Cash handouts, however, are a poor kind of investment. They leave nothing of any value for the economic productivity or the social capital of the country. Rudd and his group decided that the cash would taper out and the emphasis would switch as quickly as possible to investment.

OK, so they knew cash is bad (but a necessary choice), so what to do about longer term investment:

But what sort of investments? For speed and effectiveness, the economic advice was to make them geographically diffuse.

Gillard's office had suggested for last year's stimulus package that schools be allocated big construction grants. This was rejected for the December package, but now its time had come.

Rudd proposed a grant for any householder who wanted to insulate a home. Officials were sent away to develop the details. Among other things, they had to covertly research Australia's capacity to produce, and install, pink batts.
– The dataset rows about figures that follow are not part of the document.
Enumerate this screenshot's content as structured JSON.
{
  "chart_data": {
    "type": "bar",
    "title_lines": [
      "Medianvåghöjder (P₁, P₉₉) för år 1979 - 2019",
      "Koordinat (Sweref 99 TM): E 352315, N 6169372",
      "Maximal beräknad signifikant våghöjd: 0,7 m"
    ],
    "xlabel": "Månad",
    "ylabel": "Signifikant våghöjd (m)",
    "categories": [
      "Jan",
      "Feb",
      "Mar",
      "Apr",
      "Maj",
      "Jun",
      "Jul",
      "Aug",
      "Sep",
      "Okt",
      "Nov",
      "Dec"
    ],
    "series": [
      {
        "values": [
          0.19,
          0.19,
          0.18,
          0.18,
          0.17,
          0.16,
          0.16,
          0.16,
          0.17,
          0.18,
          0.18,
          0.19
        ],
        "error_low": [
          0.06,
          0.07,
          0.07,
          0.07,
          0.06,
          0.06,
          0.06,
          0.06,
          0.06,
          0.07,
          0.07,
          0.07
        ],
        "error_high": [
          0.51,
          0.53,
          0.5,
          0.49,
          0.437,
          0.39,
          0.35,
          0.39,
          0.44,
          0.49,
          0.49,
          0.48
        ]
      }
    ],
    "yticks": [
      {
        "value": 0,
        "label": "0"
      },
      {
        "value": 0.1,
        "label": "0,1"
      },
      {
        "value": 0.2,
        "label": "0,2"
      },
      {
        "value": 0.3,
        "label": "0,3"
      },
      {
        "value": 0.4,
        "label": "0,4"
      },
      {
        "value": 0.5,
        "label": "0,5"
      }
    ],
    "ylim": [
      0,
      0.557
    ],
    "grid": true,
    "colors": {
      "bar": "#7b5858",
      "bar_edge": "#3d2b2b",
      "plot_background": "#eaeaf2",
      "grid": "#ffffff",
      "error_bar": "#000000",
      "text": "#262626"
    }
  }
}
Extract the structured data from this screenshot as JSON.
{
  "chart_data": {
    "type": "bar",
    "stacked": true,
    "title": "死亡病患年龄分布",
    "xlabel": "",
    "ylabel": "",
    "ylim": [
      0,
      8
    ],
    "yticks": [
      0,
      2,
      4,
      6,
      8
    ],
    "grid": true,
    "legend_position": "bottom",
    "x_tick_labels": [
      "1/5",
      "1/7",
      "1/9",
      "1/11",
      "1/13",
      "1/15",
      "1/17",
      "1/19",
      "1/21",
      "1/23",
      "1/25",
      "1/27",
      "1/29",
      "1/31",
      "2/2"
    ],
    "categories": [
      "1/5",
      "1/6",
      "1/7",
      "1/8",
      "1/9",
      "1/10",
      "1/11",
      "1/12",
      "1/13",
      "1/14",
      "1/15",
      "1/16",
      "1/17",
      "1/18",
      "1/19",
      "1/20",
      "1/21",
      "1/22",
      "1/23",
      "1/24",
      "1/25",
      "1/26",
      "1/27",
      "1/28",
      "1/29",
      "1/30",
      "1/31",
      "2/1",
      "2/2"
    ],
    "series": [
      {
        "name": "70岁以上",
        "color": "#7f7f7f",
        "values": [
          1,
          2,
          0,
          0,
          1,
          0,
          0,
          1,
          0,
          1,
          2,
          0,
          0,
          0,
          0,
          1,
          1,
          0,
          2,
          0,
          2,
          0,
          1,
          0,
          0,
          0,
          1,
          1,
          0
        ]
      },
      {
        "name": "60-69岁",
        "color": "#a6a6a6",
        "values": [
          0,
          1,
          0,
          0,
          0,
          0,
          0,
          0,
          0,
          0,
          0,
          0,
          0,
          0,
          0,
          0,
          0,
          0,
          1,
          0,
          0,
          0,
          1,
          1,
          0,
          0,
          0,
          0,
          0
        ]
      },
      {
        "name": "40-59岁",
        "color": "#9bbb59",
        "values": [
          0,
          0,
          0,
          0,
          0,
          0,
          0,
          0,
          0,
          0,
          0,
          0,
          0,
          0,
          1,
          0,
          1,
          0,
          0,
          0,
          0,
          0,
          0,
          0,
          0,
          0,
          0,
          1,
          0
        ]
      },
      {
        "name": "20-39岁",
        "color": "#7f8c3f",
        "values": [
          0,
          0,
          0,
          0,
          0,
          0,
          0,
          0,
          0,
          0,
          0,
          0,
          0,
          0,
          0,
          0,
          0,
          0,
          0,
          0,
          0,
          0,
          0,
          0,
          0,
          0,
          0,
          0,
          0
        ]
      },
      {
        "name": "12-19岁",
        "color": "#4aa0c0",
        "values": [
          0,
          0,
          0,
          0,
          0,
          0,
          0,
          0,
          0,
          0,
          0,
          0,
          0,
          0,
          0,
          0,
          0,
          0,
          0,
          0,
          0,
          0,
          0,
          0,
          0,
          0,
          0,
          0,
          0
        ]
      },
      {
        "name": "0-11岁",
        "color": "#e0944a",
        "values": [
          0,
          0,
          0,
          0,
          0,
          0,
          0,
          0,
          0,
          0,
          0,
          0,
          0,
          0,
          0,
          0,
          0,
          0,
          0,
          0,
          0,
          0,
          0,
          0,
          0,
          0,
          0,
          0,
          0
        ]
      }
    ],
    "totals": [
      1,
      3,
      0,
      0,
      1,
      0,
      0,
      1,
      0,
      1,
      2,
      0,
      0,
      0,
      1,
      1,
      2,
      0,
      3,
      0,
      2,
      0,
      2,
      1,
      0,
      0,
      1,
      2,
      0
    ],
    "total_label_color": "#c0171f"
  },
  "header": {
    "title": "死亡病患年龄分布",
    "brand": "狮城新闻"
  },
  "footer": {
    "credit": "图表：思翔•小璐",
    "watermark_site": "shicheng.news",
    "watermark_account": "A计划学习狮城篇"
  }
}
In the final package, schools were awarded a total of $14.7billion over three years for building and maintenance. A further $3.8billion will go to home insulation.

But what about that horrible debt Malcolm Turnbull cares so much about (I swear you'd think Turnbull bought his own house with cash)?

Rudd was worried that the stimulus plan would get the Government into serious debt and wanted a plan to get it out again. He asked the Treasury for some fiscal rules. Henry came back with a number of alternatives, and Rudd adopted the Treasury's preferred option.

This was a pair of guidelines. First was that once growth returned to its long-run trend of 3per cent, any extra revenues would go towards reducing the deficit. Second was to limit the rise in government spending to 2per cent in real terms once the crisis had passed.

So there you are readers - hold them to it.

Hartcher writes one final thing:

The Strategic Policy and Budget Committee of the cabinet considered many scenarios and hypotheses, and, so far, only one event has taken Rudd and his ministers completely by surprise - the decision by the Opposition to oppose it.

I guess they foolishly assumed the Liberal Party didn't want Australia to go into a recession.